Culture of death and culture of life are two opposing doctrines in the Catholic Church’s moral theology. SpiritualRay sheds light on the difference between the two.
“Man is called to a fullness of life which far exceeds the dimensions of his earthly existence, because it consists in sharing the very life of God.” ― Evangelium Vitae by Pope John Paul II
“Culture of life” and “culture of death” are the two very important concepts forming part, especially of the moral theology of the Catholic Church. They are also very interesting, and although they stand in complete contrast with each other, both have their own set of arguments to justify themselves, and hence, both claim to be ‘right’ in their own way. Although the term “culture of life” has been existing in theological texts since a long time, it entered popular culture only in 1993, when Pope John Paul II used it in his World Youth Day speech before a huge audience. Since then, it has also been used widely in the United States politics to refer to the importance to human life, as opposed to the term “culture of death” that refers to life-taking practices, such as murder, abortion, etc.
Culture of Life
★ The concept of the “culture of life” states that the life of each and every human―whether rich or poor―is equally important, owing to the fact that every human being is the creation of God.
★ It believes that because there is a divine hand in the creation of the human race, human life―right from conception to natural death―is sacred in nature.
★ Therefore, nobody in the universe, other than God Himself, possesses any kind of moral right to destroy or cause harm to one’s life.
★ Culture of life states that death, only if it occurs naturally, is acceptable.
★ The proponents of the culture of life, therefore, staunchly oppose practices which aim and/or lead to the destruction of human life.
★ Practices opposed by the supporters of the culture of life include abortion, euthanasia, fertility control, unjust warfare, and capital punishment.
★ On an individual level, the culture of life also opposes unethical and immoral acts, such as narcissism, selfishness, sterilization, and suicide.
★ Furthermore, moral practices, like organ donation and charity are promoted and encouraged, as acts such as these are considered as those that serve God.
★ In a nutshell, culture of life promotes an idea that humans are the greatest creations of God, and hence, the life and existence of each and every human should be respected and treasured.
Culture of Death
★ In contrast to the concept of culture of life, culture of death refers to all the seemingly immoral acts that eventually lead to damage or complete destruction of human life.
★ According to the § 57 of the Evangelium Vitae, an encyclical written by Pope John Paul II, This doctrine, based upon that unwritten law which man, in the light of reason, finds in his own heart ….
★ In simple words, the doctrine of the culture of death refers to a culture that denies peace, solidarity, and fraternity to the human society.

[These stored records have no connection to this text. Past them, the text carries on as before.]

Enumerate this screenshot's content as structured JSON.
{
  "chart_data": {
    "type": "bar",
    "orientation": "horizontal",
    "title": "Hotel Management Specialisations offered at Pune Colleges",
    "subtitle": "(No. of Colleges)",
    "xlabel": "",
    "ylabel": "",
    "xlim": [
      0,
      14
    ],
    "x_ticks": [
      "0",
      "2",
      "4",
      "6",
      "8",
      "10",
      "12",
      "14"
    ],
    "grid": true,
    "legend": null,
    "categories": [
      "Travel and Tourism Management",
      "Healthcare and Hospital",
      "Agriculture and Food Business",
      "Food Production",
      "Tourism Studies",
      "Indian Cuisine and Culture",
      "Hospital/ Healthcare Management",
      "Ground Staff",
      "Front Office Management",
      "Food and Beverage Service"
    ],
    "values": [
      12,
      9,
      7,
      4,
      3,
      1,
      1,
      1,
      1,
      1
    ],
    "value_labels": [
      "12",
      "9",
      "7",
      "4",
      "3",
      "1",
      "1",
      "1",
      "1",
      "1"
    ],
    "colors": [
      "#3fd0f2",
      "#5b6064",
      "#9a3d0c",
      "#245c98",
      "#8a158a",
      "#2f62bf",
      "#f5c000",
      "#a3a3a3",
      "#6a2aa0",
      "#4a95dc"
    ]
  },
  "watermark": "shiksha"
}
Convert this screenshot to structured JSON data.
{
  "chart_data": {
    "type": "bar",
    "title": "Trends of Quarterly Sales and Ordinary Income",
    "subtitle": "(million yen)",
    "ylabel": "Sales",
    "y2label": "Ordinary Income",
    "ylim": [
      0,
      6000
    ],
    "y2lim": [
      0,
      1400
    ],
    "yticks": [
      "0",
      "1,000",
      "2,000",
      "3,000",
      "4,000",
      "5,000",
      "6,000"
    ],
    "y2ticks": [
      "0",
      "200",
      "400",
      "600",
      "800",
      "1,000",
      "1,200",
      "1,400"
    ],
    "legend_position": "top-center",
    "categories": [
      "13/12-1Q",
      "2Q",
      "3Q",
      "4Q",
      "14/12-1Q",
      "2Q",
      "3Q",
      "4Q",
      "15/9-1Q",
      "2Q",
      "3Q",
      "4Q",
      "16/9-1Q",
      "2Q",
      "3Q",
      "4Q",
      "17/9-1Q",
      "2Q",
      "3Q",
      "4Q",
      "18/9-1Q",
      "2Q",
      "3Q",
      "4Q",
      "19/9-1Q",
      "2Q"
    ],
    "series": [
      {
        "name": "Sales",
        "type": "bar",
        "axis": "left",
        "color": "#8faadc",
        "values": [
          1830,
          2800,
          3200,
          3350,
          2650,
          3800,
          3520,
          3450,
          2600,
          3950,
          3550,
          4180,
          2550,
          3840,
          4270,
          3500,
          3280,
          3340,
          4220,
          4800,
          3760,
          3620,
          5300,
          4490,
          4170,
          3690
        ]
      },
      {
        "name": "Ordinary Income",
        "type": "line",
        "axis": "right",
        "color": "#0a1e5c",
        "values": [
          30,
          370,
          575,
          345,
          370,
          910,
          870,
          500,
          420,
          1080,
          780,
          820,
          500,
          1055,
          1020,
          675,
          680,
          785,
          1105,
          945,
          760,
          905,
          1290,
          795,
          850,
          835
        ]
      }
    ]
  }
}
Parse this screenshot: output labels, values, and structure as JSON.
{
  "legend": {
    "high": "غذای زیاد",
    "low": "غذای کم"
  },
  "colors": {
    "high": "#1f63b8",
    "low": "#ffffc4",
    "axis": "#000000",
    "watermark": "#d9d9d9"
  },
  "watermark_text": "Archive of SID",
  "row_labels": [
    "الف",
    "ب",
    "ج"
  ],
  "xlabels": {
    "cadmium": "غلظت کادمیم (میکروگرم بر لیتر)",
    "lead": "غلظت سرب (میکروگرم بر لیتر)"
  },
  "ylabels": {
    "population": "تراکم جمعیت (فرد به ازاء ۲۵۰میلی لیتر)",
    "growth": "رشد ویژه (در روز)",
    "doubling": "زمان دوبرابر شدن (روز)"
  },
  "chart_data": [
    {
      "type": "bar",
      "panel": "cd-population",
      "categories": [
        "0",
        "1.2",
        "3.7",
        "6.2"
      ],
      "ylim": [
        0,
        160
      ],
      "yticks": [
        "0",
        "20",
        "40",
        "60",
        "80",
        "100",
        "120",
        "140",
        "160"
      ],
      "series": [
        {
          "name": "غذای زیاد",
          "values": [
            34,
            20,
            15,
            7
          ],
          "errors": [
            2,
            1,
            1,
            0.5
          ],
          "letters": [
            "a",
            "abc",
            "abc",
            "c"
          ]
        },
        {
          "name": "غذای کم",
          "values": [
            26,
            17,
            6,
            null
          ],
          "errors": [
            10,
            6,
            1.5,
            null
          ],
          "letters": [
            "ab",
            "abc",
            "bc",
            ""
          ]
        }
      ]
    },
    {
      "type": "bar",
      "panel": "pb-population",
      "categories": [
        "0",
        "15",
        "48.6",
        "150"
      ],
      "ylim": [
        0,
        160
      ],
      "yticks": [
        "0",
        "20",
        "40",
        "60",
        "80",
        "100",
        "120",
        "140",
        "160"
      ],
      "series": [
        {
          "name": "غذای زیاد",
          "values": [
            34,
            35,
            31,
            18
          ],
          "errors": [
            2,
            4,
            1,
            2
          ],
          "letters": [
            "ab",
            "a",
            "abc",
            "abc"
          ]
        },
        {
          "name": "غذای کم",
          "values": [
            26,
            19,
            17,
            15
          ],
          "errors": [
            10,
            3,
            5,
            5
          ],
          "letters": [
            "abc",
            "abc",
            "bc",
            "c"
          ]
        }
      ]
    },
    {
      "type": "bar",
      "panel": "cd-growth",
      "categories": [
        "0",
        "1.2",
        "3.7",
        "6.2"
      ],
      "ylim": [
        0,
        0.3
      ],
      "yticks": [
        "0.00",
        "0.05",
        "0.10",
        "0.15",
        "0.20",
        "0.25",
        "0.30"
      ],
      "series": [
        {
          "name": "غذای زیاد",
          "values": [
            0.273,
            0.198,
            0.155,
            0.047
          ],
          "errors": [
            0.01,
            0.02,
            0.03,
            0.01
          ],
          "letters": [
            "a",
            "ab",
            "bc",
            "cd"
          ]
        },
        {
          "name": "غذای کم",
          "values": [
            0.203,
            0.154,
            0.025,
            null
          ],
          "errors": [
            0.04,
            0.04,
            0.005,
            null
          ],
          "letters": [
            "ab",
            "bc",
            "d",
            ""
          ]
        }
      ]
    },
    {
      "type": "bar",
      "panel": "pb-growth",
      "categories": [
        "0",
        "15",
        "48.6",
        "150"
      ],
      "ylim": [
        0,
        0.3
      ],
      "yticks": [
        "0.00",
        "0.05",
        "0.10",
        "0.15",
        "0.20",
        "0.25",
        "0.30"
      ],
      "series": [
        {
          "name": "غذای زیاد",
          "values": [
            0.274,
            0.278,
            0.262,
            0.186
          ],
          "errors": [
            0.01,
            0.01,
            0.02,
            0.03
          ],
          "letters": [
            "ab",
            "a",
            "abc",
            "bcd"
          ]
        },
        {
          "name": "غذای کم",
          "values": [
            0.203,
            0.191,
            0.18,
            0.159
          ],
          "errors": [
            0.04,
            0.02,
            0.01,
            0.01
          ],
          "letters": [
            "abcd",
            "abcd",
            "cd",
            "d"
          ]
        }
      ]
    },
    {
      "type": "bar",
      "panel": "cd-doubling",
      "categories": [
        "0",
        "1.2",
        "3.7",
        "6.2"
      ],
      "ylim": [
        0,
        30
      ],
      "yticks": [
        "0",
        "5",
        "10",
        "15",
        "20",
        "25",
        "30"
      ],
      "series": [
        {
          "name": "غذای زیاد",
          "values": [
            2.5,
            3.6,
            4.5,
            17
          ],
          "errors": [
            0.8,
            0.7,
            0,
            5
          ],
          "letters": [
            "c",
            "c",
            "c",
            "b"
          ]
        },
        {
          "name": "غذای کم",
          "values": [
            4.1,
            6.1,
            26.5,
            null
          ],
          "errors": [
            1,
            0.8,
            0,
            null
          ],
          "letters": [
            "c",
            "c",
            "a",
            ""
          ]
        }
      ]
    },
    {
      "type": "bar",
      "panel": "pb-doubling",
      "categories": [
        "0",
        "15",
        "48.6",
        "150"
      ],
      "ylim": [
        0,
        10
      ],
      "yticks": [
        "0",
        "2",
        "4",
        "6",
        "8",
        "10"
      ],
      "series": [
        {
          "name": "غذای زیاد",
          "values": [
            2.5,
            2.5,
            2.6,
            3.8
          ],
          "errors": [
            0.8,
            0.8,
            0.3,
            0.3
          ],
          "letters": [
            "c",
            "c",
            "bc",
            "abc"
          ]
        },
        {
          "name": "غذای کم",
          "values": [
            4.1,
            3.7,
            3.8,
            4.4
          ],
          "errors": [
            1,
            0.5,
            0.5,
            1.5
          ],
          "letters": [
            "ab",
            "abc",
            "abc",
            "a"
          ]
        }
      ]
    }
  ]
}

★ Conceptually, the culture of death exists in a society, which is based on inequality, corruption, and crime. In such a social order, people are largely dissatisfied and frustrated.
★ The fate of the poor and weak lies in the hands of the rich, strong, and powerful. This may, more often than not, lead to violation and/or complete denial of basic human rights of the weaker strata of the society.
★ The opponents argue that the existence of the culture of death in the society leads to the devaluation of human life, as it is no more considered to be sacred.
★ Terrible and disastrous historical events, such as the Nazi Holocaust and the Rwandan Genocide are often put forth as classic examples of this kind of culture.
★ Because the culture of death is very strongly opposed by the Catholic Church, a number of Catholic hospitals also ban certain medical procedures, like abortion.
It needs to be noted, however, that though the culture of life portrays a picture of a utopian society, it is impossible to discard the presence of the culture of death, owing to the fact that societies flourish in the dimensions of time and space. Each particular period and place has a set of its own needs and demands, and these are what set the moral values of a given society. So, what may be regarded moral in one society, may not hold equally good for the other. Therefore, culture of death and culture of life, though opposing doctrines, may still work in parallel with one another.